Rosa Diaz |
Barcelona (EFE).- Writing a book of memoirs when the author’s is fading is risky, admits Carme Elias sincerely, who looks straight at the disease that grips her, Alzheimer’s, in “When I am no longer me”, a courageous and emotional book that the actress has written “so as not to drown in tears”, she said in an interview with EFE.
Elias does not want tears to be the protagonists of the last stage of his life, so he has decided to “accept the disease, which is not the same as resigning”, and “make it known because it is a disease that is very hidden in the family environment and it’s good to put a face on it”.
The 72-year-old interpreter begins the book by recounting the beginnings of her illness, when she noticed for the first time, a few years ago, that it was difficult for her to remember the monologues and she felt a certain insecurity in front of the camera.
The actress, who had memorized roles as complex as Marta in “Terra Baixa” without any problem throughout her life, and had let herself be loved by the camera in “La flor de mi secreto”, by Pedro Almodóvar, or “Camino ”, a film with which she won the Goya for Best Actress, it took her a while to learn that the strange memory lapses she was suffering from were the first symptoms of Alzheimer’s
When they give you the news, your life is cut short
“When they give you the news, your life is cut short. You know that Alzheimer’s eats little by little the chosen brain, until it is empty. Nobody would want to put themselves in your place or in that of so many who are like me, and you feel miserable ”, she confesses.
But Elias has “an example of strength” within his family that helps him stand firm: his brother Josep Maria, who survived polio at just 3 years old and, despite the fact that the disease has accompanied him all his life, ” He has known how to overcome himself, study a career and create a family”.
Following his example, Carme has accepted her destiny and has taken measures so that this ailment, “which leads you to a pit of darkness”, also brings light.
The first measure has been to make it public. “Daring to say it instead of hiding it is a consequence of that search for the truth that I have always pursued as an actress,” she says in the book.
We should not hide for fear of being victimized
“We must not hide our deepest feelings for fear of the reactions of others. We must not hide for fear of being victimized or abandoned ”, adds the actress, who made her disease known at the Brain Film Fest in Barcelona in 2022.
Then came the book proposal. “I thought about it a lot before accepting because, although the disease progresses more slowly than I thought, I already have many problems remembering -he admits-, but the Planeta publishing house gave me all the facilities and I have always liked to write, so I launched myself ”.
“The example of my brother Josep Maria helps me a lot in all my decisions. Have I already told you about him? Sorry, I repeat myself a lot, it’s the disease,” this strong woman clarifies, with her beautiful eyes wide open. and vulnerable at the same time, who has managed to write a well-spun book, but knows that soon he will not be able to do it.
When I feel insecure, the actress in me saves me
“I still manage well when I speak, but sometimes I feel insecure, and that’s when the actress in me saves me,” she reveals.
“Rarely do patients report the disease in the first person, because Alzheimer’s does not allow you to express yourself when it is on top of you. To me, the profession gives me the necessary push to meet with journalists and explain myself ”, he clarifies.
“When I know I have to leave the house to talk about the disease, it seems very hard, but once I’m out on the street I feel active and that gives me life. The interest that people show helps me not to get discouraged, ”she adds.
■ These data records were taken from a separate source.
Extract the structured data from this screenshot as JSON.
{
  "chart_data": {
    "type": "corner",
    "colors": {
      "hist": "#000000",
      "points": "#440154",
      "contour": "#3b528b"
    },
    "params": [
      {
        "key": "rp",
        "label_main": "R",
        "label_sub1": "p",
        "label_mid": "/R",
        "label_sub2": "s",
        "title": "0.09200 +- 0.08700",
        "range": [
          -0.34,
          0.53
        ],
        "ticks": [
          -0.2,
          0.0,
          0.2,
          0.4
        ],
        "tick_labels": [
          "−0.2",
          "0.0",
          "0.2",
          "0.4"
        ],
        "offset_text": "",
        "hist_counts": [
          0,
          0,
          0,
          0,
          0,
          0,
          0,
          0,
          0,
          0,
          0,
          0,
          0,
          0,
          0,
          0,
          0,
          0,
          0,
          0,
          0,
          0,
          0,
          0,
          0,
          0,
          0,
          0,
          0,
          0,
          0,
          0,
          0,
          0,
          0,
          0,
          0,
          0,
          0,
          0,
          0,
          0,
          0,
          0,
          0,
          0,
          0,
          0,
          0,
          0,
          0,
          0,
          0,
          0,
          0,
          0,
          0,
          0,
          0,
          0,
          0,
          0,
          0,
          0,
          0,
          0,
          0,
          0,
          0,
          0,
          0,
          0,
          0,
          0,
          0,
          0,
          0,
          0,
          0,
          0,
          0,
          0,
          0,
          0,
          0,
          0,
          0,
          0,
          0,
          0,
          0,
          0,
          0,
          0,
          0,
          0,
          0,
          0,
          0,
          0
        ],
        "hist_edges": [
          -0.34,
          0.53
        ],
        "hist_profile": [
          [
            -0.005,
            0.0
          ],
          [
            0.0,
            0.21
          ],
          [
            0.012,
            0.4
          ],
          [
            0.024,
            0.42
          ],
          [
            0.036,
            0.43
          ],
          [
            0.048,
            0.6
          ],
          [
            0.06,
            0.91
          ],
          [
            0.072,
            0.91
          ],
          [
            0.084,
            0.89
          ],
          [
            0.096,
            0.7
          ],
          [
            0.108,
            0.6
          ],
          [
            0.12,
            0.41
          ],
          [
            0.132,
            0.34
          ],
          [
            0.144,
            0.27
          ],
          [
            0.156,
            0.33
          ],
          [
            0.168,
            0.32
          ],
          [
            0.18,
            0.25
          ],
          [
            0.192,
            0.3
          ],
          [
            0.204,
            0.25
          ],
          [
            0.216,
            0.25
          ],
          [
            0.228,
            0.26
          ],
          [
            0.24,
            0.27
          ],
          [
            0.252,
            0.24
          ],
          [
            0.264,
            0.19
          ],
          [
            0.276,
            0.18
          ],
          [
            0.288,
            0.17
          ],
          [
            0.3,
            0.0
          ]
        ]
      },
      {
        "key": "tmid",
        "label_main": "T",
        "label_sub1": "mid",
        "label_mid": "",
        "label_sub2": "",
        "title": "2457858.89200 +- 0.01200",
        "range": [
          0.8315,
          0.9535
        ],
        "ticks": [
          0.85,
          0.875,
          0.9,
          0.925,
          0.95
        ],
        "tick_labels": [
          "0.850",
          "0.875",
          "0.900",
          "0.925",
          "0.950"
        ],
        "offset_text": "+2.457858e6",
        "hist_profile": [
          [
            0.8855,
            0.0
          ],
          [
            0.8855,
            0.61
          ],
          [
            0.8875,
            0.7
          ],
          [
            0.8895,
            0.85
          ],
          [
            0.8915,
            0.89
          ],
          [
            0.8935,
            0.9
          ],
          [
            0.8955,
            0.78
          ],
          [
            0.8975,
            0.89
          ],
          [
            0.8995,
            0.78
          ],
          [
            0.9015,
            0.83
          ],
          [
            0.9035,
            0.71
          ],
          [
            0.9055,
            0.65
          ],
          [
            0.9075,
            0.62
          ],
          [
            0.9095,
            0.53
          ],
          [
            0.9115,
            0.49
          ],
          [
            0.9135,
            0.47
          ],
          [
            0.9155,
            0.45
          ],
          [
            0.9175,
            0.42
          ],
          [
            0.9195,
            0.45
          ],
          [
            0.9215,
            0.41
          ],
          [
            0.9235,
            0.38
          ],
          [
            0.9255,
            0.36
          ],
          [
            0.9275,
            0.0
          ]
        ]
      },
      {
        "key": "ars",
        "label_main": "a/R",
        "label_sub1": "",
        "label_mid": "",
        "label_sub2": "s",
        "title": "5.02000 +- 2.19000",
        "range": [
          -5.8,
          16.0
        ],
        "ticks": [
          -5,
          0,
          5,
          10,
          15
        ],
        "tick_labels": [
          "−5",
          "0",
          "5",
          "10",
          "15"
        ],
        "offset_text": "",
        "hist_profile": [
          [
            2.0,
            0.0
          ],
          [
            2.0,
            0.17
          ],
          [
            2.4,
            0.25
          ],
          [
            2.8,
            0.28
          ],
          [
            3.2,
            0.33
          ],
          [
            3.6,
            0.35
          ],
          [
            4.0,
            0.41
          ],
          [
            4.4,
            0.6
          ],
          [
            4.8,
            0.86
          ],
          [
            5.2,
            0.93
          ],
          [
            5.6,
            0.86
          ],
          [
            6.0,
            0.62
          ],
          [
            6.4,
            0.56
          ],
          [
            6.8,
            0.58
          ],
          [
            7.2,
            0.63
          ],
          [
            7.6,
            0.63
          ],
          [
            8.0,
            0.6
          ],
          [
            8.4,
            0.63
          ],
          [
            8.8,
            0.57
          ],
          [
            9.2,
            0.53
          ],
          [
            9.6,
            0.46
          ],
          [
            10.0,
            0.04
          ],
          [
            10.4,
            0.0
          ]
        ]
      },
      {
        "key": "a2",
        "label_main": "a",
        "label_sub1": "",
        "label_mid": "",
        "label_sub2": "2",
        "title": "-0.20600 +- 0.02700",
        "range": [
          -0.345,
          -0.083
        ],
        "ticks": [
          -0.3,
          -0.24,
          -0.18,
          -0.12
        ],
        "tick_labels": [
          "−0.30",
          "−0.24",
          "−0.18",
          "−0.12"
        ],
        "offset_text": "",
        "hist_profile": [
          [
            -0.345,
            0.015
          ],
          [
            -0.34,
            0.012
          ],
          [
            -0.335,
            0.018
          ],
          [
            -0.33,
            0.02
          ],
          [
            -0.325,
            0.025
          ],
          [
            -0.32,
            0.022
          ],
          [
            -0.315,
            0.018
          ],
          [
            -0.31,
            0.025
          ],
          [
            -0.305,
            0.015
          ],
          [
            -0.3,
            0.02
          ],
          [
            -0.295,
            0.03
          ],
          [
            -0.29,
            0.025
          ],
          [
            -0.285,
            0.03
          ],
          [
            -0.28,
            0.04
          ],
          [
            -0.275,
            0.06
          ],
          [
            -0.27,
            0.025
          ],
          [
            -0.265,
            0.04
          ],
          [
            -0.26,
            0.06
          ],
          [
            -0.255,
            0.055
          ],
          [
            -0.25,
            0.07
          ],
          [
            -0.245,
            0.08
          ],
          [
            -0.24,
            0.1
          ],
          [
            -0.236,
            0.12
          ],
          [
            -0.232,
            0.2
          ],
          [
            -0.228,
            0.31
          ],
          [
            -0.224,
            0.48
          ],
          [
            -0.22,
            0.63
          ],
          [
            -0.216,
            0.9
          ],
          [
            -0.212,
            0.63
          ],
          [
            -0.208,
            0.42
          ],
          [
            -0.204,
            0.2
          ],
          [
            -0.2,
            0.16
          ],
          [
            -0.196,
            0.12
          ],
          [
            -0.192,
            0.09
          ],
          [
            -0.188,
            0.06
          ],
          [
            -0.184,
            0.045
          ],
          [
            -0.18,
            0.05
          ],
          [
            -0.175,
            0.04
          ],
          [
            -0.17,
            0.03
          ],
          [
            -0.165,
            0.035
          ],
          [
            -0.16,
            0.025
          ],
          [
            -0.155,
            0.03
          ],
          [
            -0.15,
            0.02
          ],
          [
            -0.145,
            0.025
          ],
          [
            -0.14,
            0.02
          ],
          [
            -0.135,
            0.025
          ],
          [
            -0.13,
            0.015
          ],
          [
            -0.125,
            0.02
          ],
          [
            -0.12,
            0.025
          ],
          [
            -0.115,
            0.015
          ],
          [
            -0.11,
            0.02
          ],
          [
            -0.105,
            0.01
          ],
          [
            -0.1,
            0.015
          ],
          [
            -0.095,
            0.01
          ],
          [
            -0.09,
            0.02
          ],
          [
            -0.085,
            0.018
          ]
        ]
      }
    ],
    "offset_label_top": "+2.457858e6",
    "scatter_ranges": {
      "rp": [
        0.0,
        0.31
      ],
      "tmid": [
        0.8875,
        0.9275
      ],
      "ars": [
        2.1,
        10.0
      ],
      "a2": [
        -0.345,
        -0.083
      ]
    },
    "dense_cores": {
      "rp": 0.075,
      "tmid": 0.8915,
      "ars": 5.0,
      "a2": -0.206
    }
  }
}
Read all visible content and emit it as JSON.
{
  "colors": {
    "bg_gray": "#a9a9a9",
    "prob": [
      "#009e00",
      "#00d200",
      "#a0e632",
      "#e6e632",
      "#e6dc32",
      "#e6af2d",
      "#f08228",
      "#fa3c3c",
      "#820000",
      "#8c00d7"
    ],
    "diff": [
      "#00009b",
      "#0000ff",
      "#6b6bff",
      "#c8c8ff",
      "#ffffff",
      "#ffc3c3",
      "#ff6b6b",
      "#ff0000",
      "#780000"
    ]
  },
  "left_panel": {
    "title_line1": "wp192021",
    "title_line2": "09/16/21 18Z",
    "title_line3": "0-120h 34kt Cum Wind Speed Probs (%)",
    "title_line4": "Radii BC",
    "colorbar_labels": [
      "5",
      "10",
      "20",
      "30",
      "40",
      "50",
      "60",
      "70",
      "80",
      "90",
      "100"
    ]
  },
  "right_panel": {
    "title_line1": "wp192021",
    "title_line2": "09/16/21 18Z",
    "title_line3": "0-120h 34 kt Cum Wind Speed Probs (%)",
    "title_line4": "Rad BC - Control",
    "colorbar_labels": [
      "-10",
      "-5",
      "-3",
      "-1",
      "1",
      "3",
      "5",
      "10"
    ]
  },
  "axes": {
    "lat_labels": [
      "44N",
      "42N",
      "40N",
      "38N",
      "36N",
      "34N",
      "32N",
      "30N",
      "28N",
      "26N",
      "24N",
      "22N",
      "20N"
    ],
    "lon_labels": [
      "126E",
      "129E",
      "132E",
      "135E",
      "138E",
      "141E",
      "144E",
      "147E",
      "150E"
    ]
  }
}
Another project that she is working on and that keeps her active and motivated is the documentary film that she is shooting with the Venezuelan director based in Valencia, Claudia Pinto.
A book and a documentary film
“She comes to Barcelona from time to time with her team of women – she recounts – and we record how the disease progresses. I trust her, I know that she will know how to stop filming in time and that she will leave a good testimony of this disease so that in the future, when there is an antidote or a medicine that cures it, people can say, poor people! it had to happen!”.
“Before they died of the flu and one day Alzheimer’s will be like the flu, but while there are people like me who will die of this, or what is worse, it will take us a long time to die after the brain is gone,” he presages.
“I have seen those people who are in a chair all day without any encouragement, in residences without any flavor, because the family can no longer take care of them, and I don’t want that to happen to me,” he adds.
Right to decide about one’s own death
“I always believed that I would end up representing old women on stage, but there are things that we do not decide,” he laments.
However, there are others in which he does hope to be able to decide: “I have had a life that I cannot complain about and I have been able to practice my profession. I’m not afraid of death, but it doesn’t make sense for me to be here when my brain is gone. I have iron health and I don’t want to die of old age. I put my hope in the right to a dignified death.